The resurgence of children’s performances of Brundibár in recent years is, for Weissberger, “something special.” It’s been nearly 75 years since the opera was first performed, and today, Weissberger is one of two surviving singers. “I love it. I can sing every verse. It’s in your body; you don’t let it go. The same thing happened with Friedl,” she said, referring to Friedl Dicker-Brandeis, an artist and teacher at the Bauhaus who in 1942 was sent to Theresienstadt, where she gave art lessons to the children. She died in Auschwitz in 1944.

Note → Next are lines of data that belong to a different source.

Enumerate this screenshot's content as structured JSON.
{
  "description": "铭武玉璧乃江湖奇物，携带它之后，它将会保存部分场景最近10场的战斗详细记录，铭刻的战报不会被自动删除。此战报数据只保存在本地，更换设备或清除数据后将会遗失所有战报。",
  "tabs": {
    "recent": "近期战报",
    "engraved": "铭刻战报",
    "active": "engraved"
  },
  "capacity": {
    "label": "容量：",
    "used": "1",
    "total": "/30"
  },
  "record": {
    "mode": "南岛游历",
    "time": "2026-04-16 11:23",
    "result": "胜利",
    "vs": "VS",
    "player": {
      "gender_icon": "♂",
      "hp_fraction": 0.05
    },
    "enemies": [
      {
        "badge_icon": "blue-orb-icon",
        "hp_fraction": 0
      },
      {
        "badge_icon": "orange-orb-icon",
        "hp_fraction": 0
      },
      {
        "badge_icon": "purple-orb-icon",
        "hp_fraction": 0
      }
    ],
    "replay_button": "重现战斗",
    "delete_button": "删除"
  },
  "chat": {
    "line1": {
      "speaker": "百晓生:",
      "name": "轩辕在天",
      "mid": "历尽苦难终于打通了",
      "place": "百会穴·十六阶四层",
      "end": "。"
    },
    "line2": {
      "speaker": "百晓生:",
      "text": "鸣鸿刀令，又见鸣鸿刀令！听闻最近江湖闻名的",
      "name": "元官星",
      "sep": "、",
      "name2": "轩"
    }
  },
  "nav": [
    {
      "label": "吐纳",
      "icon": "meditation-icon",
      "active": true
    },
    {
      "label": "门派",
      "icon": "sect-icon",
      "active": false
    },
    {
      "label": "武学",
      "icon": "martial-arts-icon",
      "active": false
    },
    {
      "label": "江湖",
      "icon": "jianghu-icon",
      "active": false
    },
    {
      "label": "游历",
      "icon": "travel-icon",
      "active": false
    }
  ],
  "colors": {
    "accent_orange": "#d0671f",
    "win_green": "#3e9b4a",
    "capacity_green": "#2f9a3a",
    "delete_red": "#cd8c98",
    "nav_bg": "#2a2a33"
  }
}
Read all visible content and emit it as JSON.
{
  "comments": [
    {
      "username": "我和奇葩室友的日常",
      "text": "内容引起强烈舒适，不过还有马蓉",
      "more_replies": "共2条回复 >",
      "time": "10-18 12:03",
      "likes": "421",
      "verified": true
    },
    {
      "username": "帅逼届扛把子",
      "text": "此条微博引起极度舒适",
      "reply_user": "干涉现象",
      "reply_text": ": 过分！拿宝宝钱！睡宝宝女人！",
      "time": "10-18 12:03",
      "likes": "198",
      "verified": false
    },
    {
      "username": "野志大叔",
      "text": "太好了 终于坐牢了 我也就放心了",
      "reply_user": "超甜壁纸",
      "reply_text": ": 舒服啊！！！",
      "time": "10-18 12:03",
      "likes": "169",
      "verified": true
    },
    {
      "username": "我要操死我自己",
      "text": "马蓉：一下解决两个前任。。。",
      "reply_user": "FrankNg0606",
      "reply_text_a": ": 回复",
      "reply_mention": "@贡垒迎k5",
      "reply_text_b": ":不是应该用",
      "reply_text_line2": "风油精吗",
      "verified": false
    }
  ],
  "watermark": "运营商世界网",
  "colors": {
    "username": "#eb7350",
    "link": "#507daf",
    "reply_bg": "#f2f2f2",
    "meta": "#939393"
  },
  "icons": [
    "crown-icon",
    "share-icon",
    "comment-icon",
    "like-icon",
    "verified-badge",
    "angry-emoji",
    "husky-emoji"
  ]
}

“The caretaker of my room, she was a music teacher,” Weissberger recalled of another instructor. “So we started to sing and know about music right away, and she was the best friend of Gideon Klein, who was the youngest composer. And I liked him because he was playing the piano in the children’s opera. Very handsome,” she adds. Klein was a pianist and composer, but, like Weissberger, his studies came to a halt when the Nazis invaded and shut down Czech universities in 1939. The next year he received a scholarship to study at the Royal Academy of Music in London, but Britain’s immigration policy stopped him from going. Soon after, he was deported to Theresienstadt; in 1944, he was sent to Auschwitz. He died in the Fürstengrube coal-mining camp in Poland in 1945, at the age of 26.

“He was at an age that he could have really been somebody,” Weissberger remarked. “They’re gone. If we will not remember those people, like from the book I Never Saw Another Butterfly, the poems and all that — that’s something today you don’t see anymore.”

When the war ended, Weissberger returned to Prague and enrolled in art school. “I wanted to go to the Academy of Arts,” she recalled, “and they told me only if I will join the Communist Party. This was after the war, in 1949. They took everything from me and the only place that let us in was Israel.” Weissberger emigrated to the newly formed state and joined the Israeli army, where she met her husband, Leopold, and had a daughter. In 1958, she moved to New York, where she lives today. She worked as an interior decorator along with her daughter.

She keeps a CD with 23 children’s paintings reprinted in I Never Saw Another Butterfly, some of them her own, and still carries the yellow star that she and every other Jew was forced to wear when the Nazis invaded her country. “Friedl told us, if we can hold something between our fingers, we can create something and we should not throw away anything,” she said. As the years go by and fewer and fewer Holocaust survivors remain, Weissberger’s experience is a reminder that the living have an obligation to carry within them the stories of the dead. “Friedl Dicker-Brandeis,” Weissberger says, “my art teacher, lives in my body.”

Friday, Jan. 27 is International Holocaust Memorial Day. Today, Donald Trump is expected to sign an executive order that “would indefinitely block Syrian refugees from entering the United States and bar all refugees from the rest of the world for at least 120 days.”